The 47th Annual Festival du Nouveau Cinema has started in Montreal and will be around until October 14th. I’m not sure why I’ve never thought about joining into this one before but this year had specifically this film that I wanted to see so I took a look at the other movies and ended up joining in the fun.
Ash is Purest White has been making its festival route and maybe theatrical screenings in China. The word about it is almost all positive which has me incredibly excited and one of my top picks for this year’s Festival du Nouveau Festival.
Ash is Purest White (2018)
Director (and writer): Zhangke Jia
Cast: Tao Zhao, Fan Liao, Yi’nan Diao, Xiaogang Feng, Zheng Xu
A story of violent love within a time frame spanning from 2001 to 2017. – IMDB
Ash is Purest White is a movie that names itself as Jiang Hu Er Nu, which means in direct translation, Underworld’s Sons and Daughters. What seems like it is a crime and gangster movie quickly changes shape in its second and third acts. Ash is Purest White is a slow-paced film that is essentially an epic romance that propels the life of a woman through a span of many years as she enters this world that she ends up being a part of because of her boyfriend. The story mainly revolves the perspective of Qiao, played by Tan Zhao where her boyfriend Bin, played by Fan Liao, only have scenes with her but rarely individual ones. At a runtime of over 2 hours, Ash is Purest White never feels like that despite its deliberate slow pace, in fact, it takes it time so that we get to know Qiao and her story and her emotions and especially her strength and loyalty. Set in the beautiful outskirts of China in Datong in the Shanxi province, the cinematography also deserves a great nod as well as the fantastic soundtrack.
With that said, the outstanding role here that definitely carries Ash is the Purest White is Tao Zhao. I’ve never seen her in anything else in my memory but she falls so beautifully into this role. Capturing her innocence and life in the early parts of the movie as she follows her boyfriend and supports him as he is the leader of his gang and fights off the opposing forces. There’s a loyalty and love here that binds them as individuals and makes their relationship strong. For a film to be carried by almost completely by one character is hard but Tao Zhao does it so fantastically. She has a strength to her character as she goes from her happiness of being under the protection of her boyfriend to when she stands up and sacrifices for him which changes her life around by then those things she learned from him becomes a circle and takes her to where she ends up years later when he needs her help. There is such a loyalty and commitment as well as regrets to their relationship that resounds.
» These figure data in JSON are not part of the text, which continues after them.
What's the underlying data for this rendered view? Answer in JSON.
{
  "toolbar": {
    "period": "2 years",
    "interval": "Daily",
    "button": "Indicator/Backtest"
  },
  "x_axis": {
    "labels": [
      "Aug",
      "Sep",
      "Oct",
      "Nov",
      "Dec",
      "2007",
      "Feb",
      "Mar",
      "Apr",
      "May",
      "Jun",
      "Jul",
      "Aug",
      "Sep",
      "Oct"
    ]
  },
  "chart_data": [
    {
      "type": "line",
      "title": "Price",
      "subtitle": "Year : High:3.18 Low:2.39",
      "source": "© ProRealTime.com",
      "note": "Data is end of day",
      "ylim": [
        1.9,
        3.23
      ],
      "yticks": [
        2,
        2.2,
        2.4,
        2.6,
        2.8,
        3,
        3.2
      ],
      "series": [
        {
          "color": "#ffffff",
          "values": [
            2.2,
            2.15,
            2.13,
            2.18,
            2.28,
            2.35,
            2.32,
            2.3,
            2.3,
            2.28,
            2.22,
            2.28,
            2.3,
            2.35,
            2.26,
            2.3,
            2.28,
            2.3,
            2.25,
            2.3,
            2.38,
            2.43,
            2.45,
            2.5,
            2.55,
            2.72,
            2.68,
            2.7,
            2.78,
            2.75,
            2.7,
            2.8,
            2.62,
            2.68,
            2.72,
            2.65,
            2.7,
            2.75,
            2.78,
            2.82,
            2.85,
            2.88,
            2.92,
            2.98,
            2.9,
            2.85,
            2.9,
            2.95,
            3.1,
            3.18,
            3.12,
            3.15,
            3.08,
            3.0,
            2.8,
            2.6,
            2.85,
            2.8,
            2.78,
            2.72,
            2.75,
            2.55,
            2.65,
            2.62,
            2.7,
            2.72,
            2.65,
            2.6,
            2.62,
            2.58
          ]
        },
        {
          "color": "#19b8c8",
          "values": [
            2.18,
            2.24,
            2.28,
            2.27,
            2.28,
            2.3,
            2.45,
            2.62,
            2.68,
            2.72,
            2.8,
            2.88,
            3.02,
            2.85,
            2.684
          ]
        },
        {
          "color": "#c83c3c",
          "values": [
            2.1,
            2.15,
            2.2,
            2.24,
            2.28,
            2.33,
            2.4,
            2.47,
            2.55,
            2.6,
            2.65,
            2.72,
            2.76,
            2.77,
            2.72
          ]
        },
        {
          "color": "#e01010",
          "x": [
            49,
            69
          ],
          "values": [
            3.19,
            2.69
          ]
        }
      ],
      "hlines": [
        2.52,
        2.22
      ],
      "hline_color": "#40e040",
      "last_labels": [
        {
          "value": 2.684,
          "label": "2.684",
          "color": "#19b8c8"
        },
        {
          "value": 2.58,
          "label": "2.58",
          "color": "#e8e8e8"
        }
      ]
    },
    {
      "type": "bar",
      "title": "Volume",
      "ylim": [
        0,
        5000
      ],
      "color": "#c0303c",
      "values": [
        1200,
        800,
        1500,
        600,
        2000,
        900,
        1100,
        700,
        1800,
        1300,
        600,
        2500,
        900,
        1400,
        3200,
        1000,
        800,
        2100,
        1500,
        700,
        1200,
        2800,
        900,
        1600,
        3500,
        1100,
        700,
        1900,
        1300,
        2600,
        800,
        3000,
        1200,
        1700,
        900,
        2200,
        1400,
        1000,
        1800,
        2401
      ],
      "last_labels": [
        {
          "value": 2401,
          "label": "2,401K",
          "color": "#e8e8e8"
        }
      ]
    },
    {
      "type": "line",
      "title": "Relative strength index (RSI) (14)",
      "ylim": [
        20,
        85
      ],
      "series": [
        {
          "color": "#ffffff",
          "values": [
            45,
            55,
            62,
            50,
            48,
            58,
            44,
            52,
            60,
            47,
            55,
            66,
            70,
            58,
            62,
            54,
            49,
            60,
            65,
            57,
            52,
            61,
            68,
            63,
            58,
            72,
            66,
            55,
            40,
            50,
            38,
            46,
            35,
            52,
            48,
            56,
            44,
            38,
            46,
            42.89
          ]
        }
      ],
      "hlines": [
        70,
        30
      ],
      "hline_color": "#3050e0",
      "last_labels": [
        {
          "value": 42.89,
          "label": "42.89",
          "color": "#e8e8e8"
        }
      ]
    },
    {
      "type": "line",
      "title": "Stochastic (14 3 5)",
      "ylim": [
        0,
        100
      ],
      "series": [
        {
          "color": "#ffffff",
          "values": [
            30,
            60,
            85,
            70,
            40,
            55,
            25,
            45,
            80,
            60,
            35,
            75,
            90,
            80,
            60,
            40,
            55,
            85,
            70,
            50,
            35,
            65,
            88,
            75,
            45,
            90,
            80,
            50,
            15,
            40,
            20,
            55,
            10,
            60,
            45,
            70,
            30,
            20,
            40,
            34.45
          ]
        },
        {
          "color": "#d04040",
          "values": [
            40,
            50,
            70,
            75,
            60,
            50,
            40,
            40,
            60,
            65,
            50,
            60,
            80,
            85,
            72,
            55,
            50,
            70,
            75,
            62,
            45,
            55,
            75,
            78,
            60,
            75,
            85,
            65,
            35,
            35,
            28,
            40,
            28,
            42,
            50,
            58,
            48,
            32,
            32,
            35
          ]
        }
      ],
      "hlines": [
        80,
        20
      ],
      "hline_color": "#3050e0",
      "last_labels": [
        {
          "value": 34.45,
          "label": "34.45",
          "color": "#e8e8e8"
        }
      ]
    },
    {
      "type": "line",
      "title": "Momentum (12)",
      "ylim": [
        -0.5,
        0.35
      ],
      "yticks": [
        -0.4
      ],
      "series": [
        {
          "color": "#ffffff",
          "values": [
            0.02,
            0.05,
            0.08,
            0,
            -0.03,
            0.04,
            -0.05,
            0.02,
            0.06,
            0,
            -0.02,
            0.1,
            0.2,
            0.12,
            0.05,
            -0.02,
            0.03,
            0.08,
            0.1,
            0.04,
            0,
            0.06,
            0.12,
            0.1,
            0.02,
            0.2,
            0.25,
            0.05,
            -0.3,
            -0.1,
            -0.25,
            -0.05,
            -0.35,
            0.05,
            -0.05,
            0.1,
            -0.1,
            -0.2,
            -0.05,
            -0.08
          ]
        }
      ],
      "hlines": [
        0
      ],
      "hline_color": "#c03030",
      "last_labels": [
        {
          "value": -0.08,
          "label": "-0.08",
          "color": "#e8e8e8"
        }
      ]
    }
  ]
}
Don’t get me wrong though. As strong as Tao Zhao’s character is, Fan Liao’s Bin cannot be ignored. Even in his quiet expressions and his few words, he manages to show a lot of emotions. A sign of a great actor are in these skills. While his character might not be in a lot of the scenes in the second act for example. His character always has a presence in the other’s life and that is the power of this love story. However, there is something of a flip role as we see how both of their similar experiences has ended up with very different results. The debate in their character is what does “jianghu” does to them in some ways.
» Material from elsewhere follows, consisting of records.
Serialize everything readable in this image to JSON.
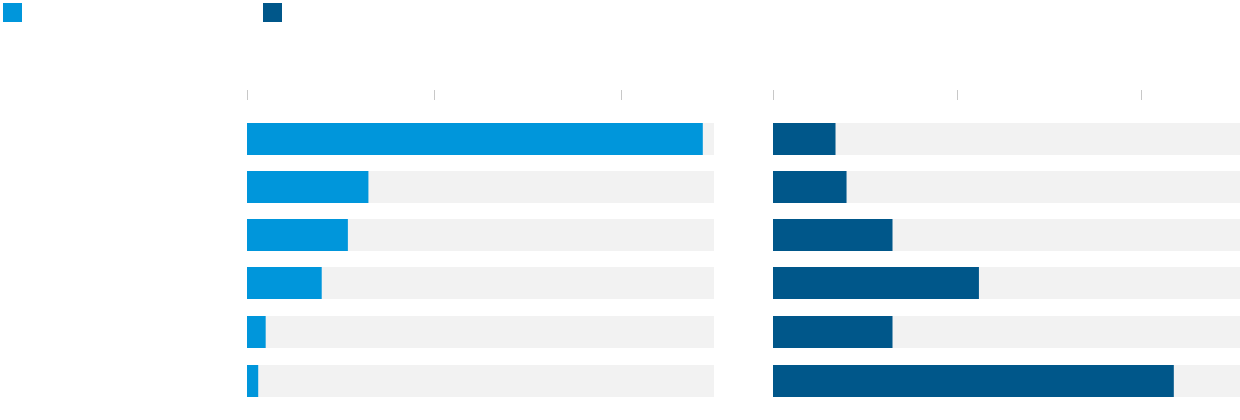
{
  "chart_data": [
    {
      "type": "bar",
      "orientation": "horizontal",
      "categories": [
        null,
        null,
        null,
        null,
        null,
        null
      ],
      "series": [
        {
          "color": "#0096db",
          "values": [
            2.44,
            0.65,
            0.54,
            0.4,
            0.1,
            0.06
          ]
        }
      ],
      "xlim": [
        0,
        2.5
      ],
      "xticks": [
        0,
        1,
        2
      ]
    },
    {
      "type": "bar",
      "orientation": "horizontal",
      "categories": [
        null,
        null,
        null,
        null,
        null,
        null
      ],
      "series": [
        {
          "color": "#00578a",
          "values": [
            0.34,
            0.4,
            0.65,
            1.12,
            0.65,
            2.18
          ]
        }
      ],
      "xlim": [
        0,
        2.54
      ],
      "xticks": [
        0,
        1,
        2
      ]
    }
  ]
}
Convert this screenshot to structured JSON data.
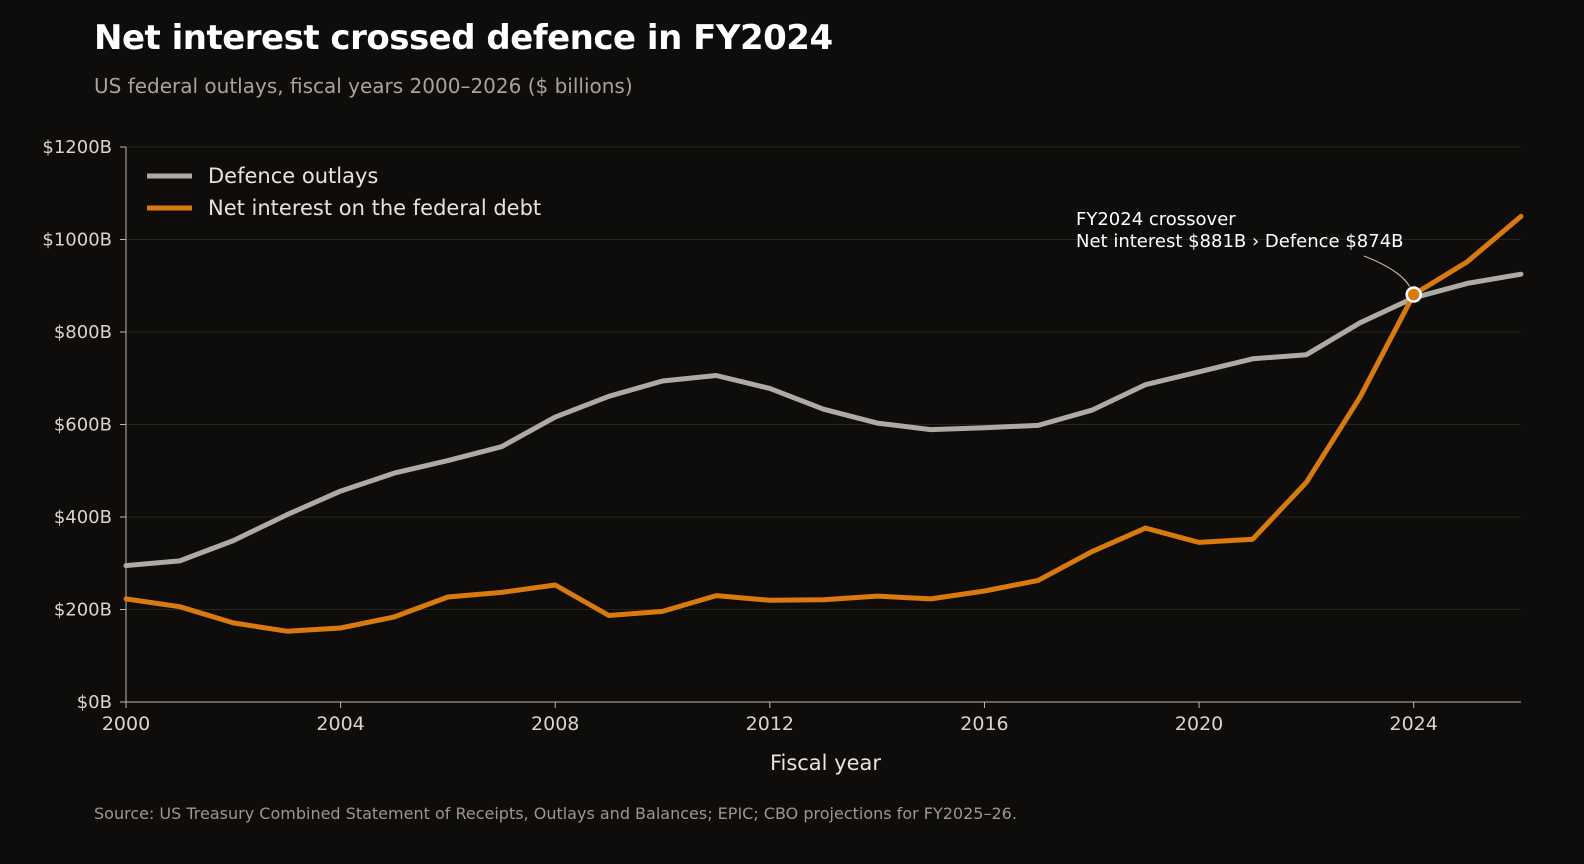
{
  "title": "Net interest crossed defence in FY2024",
  "subtitle": "US federal outlays, fiscal years 2000–2026 ($ billions)",
  "source": "Source: US Treasury Combined Statement of Receipts, Outlays and Balances; EPIC; CBO projections for FY2025–26.",
  "colors": {
    "background": "#0e0d0b",
    "defence": "#aeaaa4",
    "interest": "#d97a10",
    "grid": "#26241f",
    "axis": "#bdb8b0",
    "tick_text": "#d9d5ce"
  },
  "chart_data": {
    "type": "line",
    "xlabel": "Fiscal year",
    "ylabel": "",
    "xlim": [
      2000,
      2026
    ],
    "ylim": [
      0,
      1200
    ],
    "x_ticks": [
      2000,
      2004,
      2008,
      2012,
      2016,
      2020,
      2024
    ],
    "x_tick_labels": [
      "2000",
      "2004",
      "2008",
      "2012",
      "2016",
      "2020",
      "2024"
    ],
    "y_ticks": [
      0,
      200,
      400,
      600,
      800,
      1000,
      1200
    ],
    "y_tick_labels": [
      "$0B",
      "$200B",
      "$400B",
      "$600B",
      "$800B",
      "$1000B",
      "$1200B"
    ],
    "grid": true,
    "legend_position": "top-left",
    "x": [
      2000,
      2001,
      2002,
      2003,
      2004,
      2005,
      2006,
      2007,
      2008,
      2009,
      2010,
      2011,
      2012,
      2013,
      2014,
      2015,
      2016,
      2017,
      2018,
      2019,
      2020,
      2021,
      2022,
      2023,
      2024,
      2025,
      2026
    ],
    "series": [
      {
        "name": "Defence outlays",
        "color": "#aeaaa4",
        "values": [
          295,
          305,
          349,
          405,
          456,
          495,
          522,
          552,
          616,
          661,
          694,
          706,
          678,
          633,
          603,
          589,
          593,
          598,
          631,
          686,
          714,
          742,
          751,
          820,
          874,
          905,
          925
        ]
      },
      {
        "name": "Net interest on the federal debt",
        "color": "#d97a10",
        "values": [
          223,
          206,
          171,
          153,
          160,
          184,
          227,
          237,
          253,
          187,
          196,
          230,
          220,
          221,
          229,
          223,
          240,
          263,
          325,
          376,
          345,
          352,
          475,
          659,
          881,
          952,
          1050
        ]
      }
    ],
    "annotations": [
      {
        "x": 2024,
        "y": 881,
        "line1": "FY2024 crossover",
        "line2": "Net interest $881B  ›  Defence $874B"
      }
    ]
  }
}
Overall, Ash is Purest White is a slow-paced romance that takes a fairly unconventional route that brings about the loyalty, regrets of two people but their differences from what happens that changes them and also breaks them in some ways making them find and lose themselves respectively. There’s a perpetual aspect to their love even when they aren’t both on the screen. The story is crafted so delicately that it works to help us truly be bonded with these two characters. Even in two hours, it rarely feels like there are pacing issues but yet, every detail here is done to help the audience understand these characters and their experiences and think about it. There is a beauty and art here that is hard to ignore. Its one that might resounded to myself as I thought about it more and more.